徳武先生は、「平和の実現は、大きな活動だけによるのではありません。当事者の思いを知ったうえで、それを周りの人に伝えるなど、自分の身近でできる小さな行動も大事だと考えています。生徒たちには、そうした感性や行動力を育んでほしいと思っています」と強調した。

「ヒロシマ平和の旅」では、現地の遺構を見学し、被爆者の方にも話を聞く
「平和教育講演会」の様子。2021年はベトナム出身の先生による講演「形のないもの〜難民として私は生きる」が行われた

自らのミッションを探す6年間が卒業後の進路にもつながる

平和教育とともに大切にしているのが、キリスト教信仰に基づく奉仕活動だ。クリスマスの時期には「クリスマス活動勉強会」を開き、さまざまな慈善活動団体や福祉団体から講師を招いて話を聞いた上で、保育園や福祉施設を訪問して交流会や清掃活動などを行う。また、NPO法人チャイルド・ファンド・ジャパンを通して、各学年がフィリピンの子どもの里親となって援助する活動も行っている。毎月礼拝で募った献金を里子に送り、6年間里子の成長を見守りながら、自分たちも成長していくのだ。

徳武先生は、「『隣人に手を差し伸べる』というささやかな活動が、平和を創っていくことにつながるのではないかと思います。こうした活動が身近にある恵泉の生徒からは、強い意志と温かい心を感じます」と話す。

平和教育や奉仕活動で得た経験を将来の進路に役立てる生徒も多く、国際協力団体や医療・看護系への就職率も高い。昨年のクリスマスには、NPO法人ワールド・ビジョン・ジャパンに就職した卒業生の協力要請があり、世界の恵まれない子どもたちにプレゼントする「アドベントカレンダー」*作りを在校生が手伝った。

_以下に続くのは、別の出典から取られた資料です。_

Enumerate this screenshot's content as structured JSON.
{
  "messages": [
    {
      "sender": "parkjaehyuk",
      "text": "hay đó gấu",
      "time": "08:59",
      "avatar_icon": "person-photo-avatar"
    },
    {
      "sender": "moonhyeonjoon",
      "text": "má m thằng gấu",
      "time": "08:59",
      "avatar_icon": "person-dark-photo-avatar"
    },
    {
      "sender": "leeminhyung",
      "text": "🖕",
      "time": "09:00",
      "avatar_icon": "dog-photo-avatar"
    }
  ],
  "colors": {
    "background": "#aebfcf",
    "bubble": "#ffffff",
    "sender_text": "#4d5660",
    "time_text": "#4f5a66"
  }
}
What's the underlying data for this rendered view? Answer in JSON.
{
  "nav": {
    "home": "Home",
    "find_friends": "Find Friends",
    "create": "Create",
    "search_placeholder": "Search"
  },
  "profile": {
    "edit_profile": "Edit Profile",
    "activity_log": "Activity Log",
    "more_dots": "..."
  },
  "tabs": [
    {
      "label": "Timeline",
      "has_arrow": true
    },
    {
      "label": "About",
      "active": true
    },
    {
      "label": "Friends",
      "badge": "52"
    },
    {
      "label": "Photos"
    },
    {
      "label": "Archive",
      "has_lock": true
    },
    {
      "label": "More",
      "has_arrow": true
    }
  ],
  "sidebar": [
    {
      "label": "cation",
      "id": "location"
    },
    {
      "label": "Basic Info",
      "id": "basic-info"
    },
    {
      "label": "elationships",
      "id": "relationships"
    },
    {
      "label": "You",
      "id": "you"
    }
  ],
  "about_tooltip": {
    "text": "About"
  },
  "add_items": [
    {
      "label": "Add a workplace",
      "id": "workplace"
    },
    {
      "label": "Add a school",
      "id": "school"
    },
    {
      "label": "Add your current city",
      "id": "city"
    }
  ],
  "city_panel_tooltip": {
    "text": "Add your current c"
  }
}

本山先生は、「恵泉の教育の最大のテーマは『共に生きる』ということです。学校の全ての教科や行事、学びがそこにつながっています。生徒には、『あなたには、あなたにしかできない使命があります。それを6年間で探してください』といつも伝えています。皆さんもぜひ、本校の6年間で、校歌の『友なき人の友となる』というマインドを育ててください」と受験生にメッセージを送った。